"Athalie Greensleeve."
Her letter thoroughly aroused Clive and he was all for going straight to her—only he couldn't go that evening because he dared not break a dinner engagement or fail to appear with his mother at the opera. In fact he was already involved in a mess of social obligations for two weeks ahead,—not an evening free—and Athalie worked during the day.
It gave him an odd, restless sensation to hear of her going about with Francis Hargrave—dining alone with him. He felt almost hurt as though she had done him a personal injustice, yet he knew that it was absurd for him to resent anything of that sort. His monopoly of her happened to be one merely because she, at that time, knew no other man of his sort, and would not go out with any other kind of man.
Why should he expect her to remain eternally isolated except when he chose to take her out? No young girl could endure that sort of thing too long. Certainly Athalie was inevitably destined to meet other men, be admired, admire in her turn, accept invitations. She was unusually beautiful,—a charming, intelligent, clean-cut, healthy young girl. She required companionship and amusement; she would be unhuman if she didn't.
Only—men were men. And safe and sane friendships between men of his own caste, and girls like Athalie Greensleeve, were rare.
Clive chafed and became restive and morose. In vain he repeated to himself that what Athalie was doing was perfectly natural. But it didn't make the idea of her going out with other men any more attractive to him.

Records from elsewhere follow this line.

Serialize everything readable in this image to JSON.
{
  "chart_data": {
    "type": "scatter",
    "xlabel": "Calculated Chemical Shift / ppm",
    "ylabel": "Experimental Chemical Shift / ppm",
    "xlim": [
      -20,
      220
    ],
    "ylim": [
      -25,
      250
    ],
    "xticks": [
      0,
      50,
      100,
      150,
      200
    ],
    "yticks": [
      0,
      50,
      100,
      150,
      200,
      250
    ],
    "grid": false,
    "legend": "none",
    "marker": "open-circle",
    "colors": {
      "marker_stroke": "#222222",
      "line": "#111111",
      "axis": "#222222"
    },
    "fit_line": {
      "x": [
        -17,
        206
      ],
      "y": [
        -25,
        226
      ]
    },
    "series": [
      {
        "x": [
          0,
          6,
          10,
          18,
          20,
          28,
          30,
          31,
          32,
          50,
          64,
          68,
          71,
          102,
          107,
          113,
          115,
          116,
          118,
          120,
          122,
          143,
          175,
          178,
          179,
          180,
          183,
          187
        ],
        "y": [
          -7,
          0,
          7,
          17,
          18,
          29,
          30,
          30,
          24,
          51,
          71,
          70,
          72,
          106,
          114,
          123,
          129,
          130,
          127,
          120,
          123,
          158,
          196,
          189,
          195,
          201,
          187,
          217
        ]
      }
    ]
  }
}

His clever mother, possibly aware of what ferment was working in her son, watched him out of the tail of her ornamental eyes, but wisely let him alone to fidget his own way out of it. She had heard that the Greensleeve girl was raising hob with Cecil Reeve and Francis Hargrave. They were other people's sons, however.
And it might have worked itself out of Clive—this restless ferment which soured his mind and gave him an acid satisfaction in being anything but cordial in his own family circle.
But there was a girl—a débutante, very desirable for Clive his mother thought—one Winifred Stuart—and very delightful to look upon.